Whither Nordic Public Libraries? Towards a Cross-Country Research Initiative on the Historical Heritage, Role Self-perception, and Challenges of Public Libraries in Denmark, Finland, Norway and Sweden

Whither Nordic Public Libraries? Towards a Cross-Country Research Initiative on the Historical Heritage, Role Self-perception, and Challenges of Public Libraries in Denmark, Finland, Norway and Sweden

In these years, the role and mission of the mainstream Western world public library are increasingly being questioned and challenged. Current discussion as it has unfolded during the last few years within the public library community, and among educators and researchers in the field, more and more point to the fact that public libraries are facing a need for reorientation and reconsideration of their role along with the services they provide to their users.

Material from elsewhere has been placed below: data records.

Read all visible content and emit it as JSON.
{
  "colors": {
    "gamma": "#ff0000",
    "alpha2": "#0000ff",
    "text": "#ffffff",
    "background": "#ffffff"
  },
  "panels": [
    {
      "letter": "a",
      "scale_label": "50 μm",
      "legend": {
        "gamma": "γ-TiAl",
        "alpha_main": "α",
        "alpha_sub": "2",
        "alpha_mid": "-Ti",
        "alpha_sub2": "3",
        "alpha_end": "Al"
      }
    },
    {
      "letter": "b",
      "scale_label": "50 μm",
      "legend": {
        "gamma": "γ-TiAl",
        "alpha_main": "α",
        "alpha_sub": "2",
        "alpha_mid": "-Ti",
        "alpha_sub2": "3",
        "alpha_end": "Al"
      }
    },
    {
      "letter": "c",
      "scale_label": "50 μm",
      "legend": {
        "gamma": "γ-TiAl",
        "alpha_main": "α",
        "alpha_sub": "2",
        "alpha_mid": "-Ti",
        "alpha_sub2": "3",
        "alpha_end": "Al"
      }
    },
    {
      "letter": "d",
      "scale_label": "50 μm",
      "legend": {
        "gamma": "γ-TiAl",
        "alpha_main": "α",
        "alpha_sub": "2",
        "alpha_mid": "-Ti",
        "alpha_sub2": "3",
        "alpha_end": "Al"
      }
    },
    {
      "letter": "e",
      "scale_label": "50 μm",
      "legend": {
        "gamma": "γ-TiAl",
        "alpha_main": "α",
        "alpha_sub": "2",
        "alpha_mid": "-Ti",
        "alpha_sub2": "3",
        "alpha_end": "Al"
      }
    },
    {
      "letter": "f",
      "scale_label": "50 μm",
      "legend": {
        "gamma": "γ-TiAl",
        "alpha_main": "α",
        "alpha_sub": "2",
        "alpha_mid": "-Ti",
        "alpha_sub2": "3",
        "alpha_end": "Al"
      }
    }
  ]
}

Public library use, primarily the number of library loans, seems to be shrinking, but the function of the library as an informal meeting place and a social space in the local community seems to attract an increasing amount of interest professionally and academically. As a by-product of this interest, various scenarios for the development of the public library have been presented. The nature of challenges confronting public libraries - including those emerging from the web, from the dispersion of social software and changes in users' habits, tastes, preferences, etc. - are examined. Moreover, commoditisation of human life, a manifest phenomenon in the age of late modernity, has gradually led to a shift in emphasis from enlightenment to a short-term and customer-centred perspective. The discussion of emerging identities and roles for the public library can be seen as the starting point for a joint research initiative initiated by Library & Information Science (LIS) schools in the Nordic countries. Detailed treatment is given to the efforts to get this research initiative, which aims to reflect strategically on the role of the public library in democracy and welfare state in Scandinavia, off the ground. In defi ning the contents and direction of the research initiative, a public library researchers' seminar was held in Uppsala, Sweden in May 2007. Finally, some critical observations are presented on the way in which current professional policy- making, LIS scholarship and theory building as developed in the United Kingdom and North America seems to impact on - and to some extent ignore - developments in public library communities outside the English-speaking countries.